Inspired by an article and a test in The New York Times Magazine, the Gender Genie uses a simplified version of an algorithm developed by Moshe Koppel, Bar-Ilan University in Israel, and Shlomo Argamon, Illinois Institute of Technology, to predict the gender of an author.You simply copy and paste a block of writing into the text box, choose the genre of the writing (you can pick from "fiction," "nonfiction," and "blog post") and press "submit." The tool quickly analyzes the text and spits out two columns of words (one for each gender), and tells you whether it thinks the author of the work is male or female. It is supposedly around 80% accurate.
The tool scans the document, picks out certain key words, and assigns a numerical value to each word. Then adds up all these numbers -- when the answer falls within a certain range, the author is determined to be a certain gender.
The number each word is assigned is apparently based on how "masculine" or "feminine" it is -- but not in the ways you might expect. For more on the "gender of a word" see Alexander Chancellor's article about the tool from The Guardian:
Unsurprisingly, the tool picked me out as a male every single time -- even when I tested it with The Stark White Elevator, a story I wrote with a female narrator. I must admit, I have always felt more comfortable with thinking in the realm of objects than the world of feelings, people, relationships. Psychologists have been calling us "Left Brainers" for years: we are good at math and other logical things, though we can never understand why puny humans cry. And I guess my cries of "I am not a Robot!" have been easily found out as lies -- even, ironically, by a computer program.
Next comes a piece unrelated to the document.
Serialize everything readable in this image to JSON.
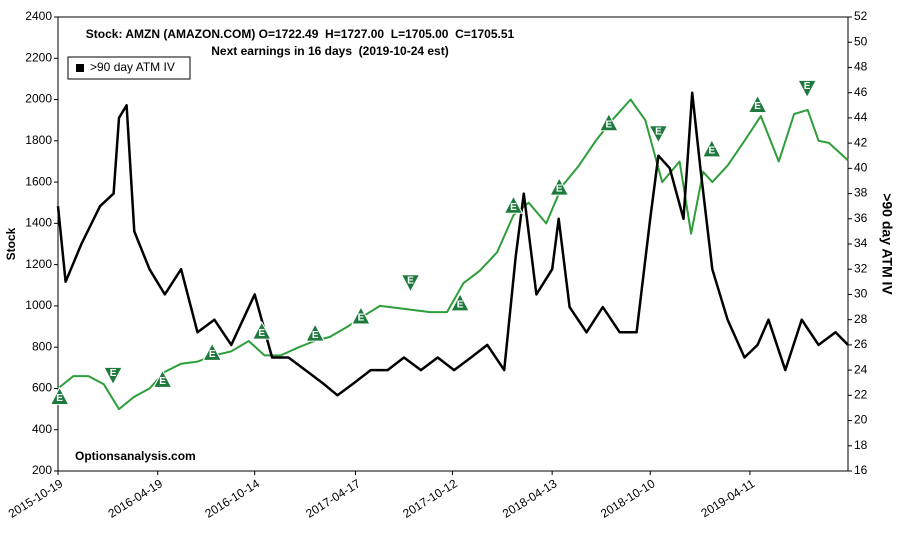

One of [the researcher's] findings is that women are far more likely than men to use personal pronouns ("I", "you", "she", etc), whereas men prefer words that identify or determine nouns ("a", "the", "that") or that quantify them ("one", "two", "more"). According to Moshe Koppel, one of the authors of the project, this is because women are more comfortable thinking about people and relationships, whereas men prefer thinking about things. But the self-styled "stylometricians", in creating their gender-identifying algorithm, have been at pains to avoid the obvious.
The algorithm pays no attention to the subject matter of a piece of writing, or to the occurrence in it of words that might suggest a greater interest by one sex or the other, such as "lipstick" or "bullets". Instead, it looks for little clues that both writers and readers would probably fail to notice, such as the number of personal pronouns used.
So I am a Robot; now I know. But after learning that almost all of the female contributors to The Guardian were discerned by the program to be male, I wanted to experiment some more, to see if I too could trick the system. So I put in my sister's report on Woodie Guthrie and Odetta Holmes, but it was determined to be distinctly feminine.
But then I tried her report on Macbeth, which came up male! Yet another startling revelation? Maybe Hannah is a man, or maybe the machine had gotten it right in a different way. I distinctly remember helping "a lot" with that report. How much is "a lot" could and would be debated to the end of the Earth, but now Robots do not lie.
Now try the tool out for yourself, and ta-ta for Tao!